Surveys suggest that the market is looking for a small reduction in the annual rate of growth to 6.8% in 2015 with a 1.7% growth rate for the quarter. Retail sales are expected to grow 11.3%, slightly better than last month’s 11.2%. Industrial production is forecast to slow a little to 6.2% while urban investment is expected to print 10.2%, unchanged from the previous month.
In the United States the release of consumer price data on Thursday is another key hurdle for the markets. Inflation data has not been this important to traders for some time. That’s because while interest rates close to zero are clearly incompatible with the strength of the US labour market, its inflation — or lack of it — is what the market will be focusing on to gauge whether the Fed will deliver the 4 interest rate hikes expected in 2016.
Markets forecast is for an increase in headline CPI in December to 0.8% from 0.5% in November. Given the market is expecting a flat result for the month, this is expected to come from a change in the base effect. Core CPI, ex-food and energy, is expected to print 2.1%.
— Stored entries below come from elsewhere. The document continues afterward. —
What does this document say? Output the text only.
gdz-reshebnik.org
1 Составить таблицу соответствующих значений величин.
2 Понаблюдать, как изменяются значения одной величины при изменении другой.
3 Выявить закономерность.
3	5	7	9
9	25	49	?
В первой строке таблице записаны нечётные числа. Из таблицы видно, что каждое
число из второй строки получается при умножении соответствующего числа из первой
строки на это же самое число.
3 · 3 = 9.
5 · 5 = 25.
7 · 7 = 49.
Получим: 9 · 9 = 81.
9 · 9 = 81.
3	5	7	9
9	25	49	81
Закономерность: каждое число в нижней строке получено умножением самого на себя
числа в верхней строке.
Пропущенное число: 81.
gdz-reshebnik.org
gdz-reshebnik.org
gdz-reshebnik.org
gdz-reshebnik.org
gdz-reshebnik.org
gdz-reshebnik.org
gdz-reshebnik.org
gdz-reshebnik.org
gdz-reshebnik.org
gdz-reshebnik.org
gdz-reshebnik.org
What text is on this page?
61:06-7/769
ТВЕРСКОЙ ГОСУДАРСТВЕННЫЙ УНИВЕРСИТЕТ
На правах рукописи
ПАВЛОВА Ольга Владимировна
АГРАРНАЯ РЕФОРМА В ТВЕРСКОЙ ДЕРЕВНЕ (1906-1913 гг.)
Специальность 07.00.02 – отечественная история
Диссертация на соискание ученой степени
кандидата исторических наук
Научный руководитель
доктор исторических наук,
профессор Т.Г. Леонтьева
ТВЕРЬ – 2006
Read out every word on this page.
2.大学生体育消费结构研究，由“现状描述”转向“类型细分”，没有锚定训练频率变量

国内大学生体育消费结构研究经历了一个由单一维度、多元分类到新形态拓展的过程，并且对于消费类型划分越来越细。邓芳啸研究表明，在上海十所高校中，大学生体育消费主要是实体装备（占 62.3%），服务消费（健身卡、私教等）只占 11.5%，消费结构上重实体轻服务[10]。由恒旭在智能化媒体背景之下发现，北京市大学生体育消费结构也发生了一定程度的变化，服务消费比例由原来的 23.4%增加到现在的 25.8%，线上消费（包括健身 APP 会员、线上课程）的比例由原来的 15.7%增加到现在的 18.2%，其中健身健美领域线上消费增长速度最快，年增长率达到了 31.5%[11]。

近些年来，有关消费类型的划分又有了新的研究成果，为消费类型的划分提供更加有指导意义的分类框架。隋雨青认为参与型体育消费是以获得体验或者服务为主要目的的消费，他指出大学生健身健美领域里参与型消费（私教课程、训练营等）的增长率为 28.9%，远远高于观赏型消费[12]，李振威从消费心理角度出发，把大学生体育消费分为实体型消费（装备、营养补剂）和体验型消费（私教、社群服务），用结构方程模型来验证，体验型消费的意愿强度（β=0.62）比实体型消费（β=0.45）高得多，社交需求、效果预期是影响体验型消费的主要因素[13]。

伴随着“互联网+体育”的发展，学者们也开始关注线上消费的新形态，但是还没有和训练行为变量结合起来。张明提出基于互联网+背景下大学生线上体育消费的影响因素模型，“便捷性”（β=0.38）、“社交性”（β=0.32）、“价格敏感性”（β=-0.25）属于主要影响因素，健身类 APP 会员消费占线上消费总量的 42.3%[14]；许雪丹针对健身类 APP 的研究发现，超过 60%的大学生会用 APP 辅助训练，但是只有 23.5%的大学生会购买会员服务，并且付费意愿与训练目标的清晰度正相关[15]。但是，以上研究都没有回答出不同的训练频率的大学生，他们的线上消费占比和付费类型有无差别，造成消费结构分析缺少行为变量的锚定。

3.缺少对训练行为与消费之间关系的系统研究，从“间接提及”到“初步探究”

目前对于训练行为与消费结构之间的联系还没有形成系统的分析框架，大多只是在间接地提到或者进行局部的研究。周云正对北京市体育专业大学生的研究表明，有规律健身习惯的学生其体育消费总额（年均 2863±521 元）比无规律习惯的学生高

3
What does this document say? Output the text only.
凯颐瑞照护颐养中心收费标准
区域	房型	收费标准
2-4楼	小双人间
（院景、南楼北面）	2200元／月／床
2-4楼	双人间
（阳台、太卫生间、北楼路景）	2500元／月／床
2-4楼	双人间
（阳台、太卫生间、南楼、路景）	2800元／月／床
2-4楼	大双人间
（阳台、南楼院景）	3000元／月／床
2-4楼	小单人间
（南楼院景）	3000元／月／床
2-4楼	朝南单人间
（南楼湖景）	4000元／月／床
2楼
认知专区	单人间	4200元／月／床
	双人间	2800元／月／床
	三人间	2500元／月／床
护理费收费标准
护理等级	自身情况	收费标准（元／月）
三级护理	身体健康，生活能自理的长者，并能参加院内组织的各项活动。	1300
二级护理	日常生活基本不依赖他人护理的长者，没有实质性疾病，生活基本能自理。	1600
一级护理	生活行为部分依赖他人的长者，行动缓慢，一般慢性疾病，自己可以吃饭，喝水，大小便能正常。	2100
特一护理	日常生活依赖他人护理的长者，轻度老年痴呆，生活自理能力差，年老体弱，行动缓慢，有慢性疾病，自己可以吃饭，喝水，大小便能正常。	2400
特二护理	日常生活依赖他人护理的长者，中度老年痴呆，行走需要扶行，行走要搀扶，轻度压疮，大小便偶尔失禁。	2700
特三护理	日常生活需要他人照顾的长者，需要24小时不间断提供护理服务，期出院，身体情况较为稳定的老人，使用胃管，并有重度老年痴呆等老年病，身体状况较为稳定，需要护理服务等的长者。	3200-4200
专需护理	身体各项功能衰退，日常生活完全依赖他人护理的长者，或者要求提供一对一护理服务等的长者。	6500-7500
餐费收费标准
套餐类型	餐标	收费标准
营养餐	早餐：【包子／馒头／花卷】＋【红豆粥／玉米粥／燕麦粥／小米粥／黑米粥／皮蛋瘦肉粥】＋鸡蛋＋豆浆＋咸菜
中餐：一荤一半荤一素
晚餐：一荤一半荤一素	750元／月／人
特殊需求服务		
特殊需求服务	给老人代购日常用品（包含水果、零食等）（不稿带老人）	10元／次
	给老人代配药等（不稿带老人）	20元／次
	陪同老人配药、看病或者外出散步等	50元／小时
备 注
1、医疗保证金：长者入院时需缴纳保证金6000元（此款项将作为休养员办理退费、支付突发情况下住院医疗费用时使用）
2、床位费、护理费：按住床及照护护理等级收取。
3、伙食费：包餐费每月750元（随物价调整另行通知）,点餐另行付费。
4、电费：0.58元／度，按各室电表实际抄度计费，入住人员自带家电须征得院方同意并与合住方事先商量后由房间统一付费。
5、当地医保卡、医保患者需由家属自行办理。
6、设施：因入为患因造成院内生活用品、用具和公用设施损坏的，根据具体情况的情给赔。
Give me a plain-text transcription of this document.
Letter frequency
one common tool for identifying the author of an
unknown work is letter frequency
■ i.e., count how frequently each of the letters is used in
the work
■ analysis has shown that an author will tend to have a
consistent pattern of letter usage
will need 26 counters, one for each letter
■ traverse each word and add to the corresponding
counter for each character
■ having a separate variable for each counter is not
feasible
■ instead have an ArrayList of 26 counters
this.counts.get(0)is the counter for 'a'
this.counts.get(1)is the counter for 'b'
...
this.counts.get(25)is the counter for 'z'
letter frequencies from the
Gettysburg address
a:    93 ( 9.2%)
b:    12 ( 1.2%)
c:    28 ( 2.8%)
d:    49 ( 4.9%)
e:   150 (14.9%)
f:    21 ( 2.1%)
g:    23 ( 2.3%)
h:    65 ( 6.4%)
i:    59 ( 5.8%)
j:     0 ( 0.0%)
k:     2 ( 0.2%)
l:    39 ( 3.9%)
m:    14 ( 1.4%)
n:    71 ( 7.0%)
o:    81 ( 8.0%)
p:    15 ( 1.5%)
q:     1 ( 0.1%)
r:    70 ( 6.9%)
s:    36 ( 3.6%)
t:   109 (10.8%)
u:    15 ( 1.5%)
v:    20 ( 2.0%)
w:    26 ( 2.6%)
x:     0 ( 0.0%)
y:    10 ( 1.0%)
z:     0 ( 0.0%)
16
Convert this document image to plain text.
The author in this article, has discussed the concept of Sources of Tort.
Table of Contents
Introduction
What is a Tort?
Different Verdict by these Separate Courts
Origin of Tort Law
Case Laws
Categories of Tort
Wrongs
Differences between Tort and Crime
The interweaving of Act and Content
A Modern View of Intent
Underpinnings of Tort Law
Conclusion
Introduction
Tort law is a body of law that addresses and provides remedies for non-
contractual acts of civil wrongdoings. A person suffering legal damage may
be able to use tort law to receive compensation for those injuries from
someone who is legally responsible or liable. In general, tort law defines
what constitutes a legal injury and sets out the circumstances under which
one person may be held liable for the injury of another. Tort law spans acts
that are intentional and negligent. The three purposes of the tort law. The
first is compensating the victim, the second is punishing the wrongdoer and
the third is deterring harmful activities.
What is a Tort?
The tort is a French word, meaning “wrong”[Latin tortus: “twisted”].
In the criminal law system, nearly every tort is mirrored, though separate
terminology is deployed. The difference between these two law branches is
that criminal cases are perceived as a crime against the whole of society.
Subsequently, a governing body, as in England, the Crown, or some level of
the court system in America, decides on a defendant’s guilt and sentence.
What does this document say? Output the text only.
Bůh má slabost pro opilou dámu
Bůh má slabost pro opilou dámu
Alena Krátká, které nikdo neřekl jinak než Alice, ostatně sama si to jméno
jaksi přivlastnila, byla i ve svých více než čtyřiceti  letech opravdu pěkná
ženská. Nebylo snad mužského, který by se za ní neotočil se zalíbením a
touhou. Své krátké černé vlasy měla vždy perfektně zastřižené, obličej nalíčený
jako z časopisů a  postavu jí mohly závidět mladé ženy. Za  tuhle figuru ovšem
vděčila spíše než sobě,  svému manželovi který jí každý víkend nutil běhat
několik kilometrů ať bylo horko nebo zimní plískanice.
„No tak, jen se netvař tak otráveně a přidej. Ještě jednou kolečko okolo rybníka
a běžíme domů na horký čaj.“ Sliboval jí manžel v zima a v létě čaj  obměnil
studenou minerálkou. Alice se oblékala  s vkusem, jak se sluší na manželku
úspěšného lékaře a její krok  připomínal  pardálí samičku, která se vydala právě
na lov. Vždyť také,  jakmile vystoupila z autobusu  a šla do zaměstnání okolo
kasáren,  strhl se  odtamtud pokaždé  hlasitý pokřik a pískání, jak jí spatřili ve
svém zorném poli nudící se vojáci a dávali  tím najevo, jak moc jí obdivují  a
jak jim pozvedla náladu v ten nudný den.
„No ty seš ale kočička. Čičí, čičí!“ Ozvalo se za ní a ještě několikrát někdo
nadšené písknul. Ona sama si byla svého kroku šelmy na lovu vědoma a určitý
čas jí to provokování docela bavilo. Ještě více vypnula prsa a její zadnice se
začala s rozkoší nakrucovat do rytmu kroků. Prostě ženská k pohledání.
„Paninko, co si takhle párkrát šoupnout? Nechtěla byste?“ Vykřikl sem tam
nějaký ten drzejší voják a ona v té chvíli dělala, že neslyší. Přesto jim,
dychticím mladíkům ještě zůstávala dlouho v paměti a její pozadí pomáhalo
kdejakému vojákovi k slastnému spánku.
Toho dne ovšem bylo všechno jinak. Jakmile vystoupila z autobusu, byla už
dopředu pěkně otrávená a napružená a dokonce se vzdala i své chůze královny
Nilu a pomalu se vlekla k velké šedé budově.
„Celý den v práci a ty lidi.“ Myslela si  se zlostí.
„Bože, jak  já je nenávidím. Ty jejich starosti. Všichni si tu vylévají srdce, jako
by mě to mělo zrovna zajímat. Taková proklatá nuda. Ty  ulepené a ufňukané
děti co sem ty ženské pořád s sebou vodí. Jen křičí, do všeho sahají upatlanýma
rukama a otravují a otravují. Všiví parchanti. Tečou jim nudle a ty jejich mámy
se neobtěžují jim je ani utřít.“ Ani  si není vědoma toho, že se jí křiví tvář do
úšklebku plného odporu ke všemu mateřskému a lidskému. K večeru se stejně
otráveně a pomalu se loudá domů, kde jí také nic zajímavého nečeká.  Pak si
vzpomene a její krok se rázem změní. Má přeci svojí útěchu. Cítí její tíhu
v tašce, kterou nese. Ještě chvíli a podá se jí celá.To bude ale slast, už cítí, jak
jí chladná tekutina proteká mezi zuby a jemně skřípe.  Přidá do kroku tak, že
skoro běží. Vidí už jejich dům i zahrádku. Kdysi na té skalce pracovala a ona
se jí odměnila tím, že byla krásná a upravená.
Elsewhere Germany, the Eurozone and the UK also release consumer price data. Traders will be watching this closely for hints of further delays in the Bank of England’s plans to increase interest rates and the ECB’s interest rate policy and quantitative easing.
The ECB also has a policy meeting.
It’s another big week for traders and markets. Will a circuit breaker to the fear, risk aversion, and selling we have seen in the first two weeks of 2016?
That’s the open question traders will be asking.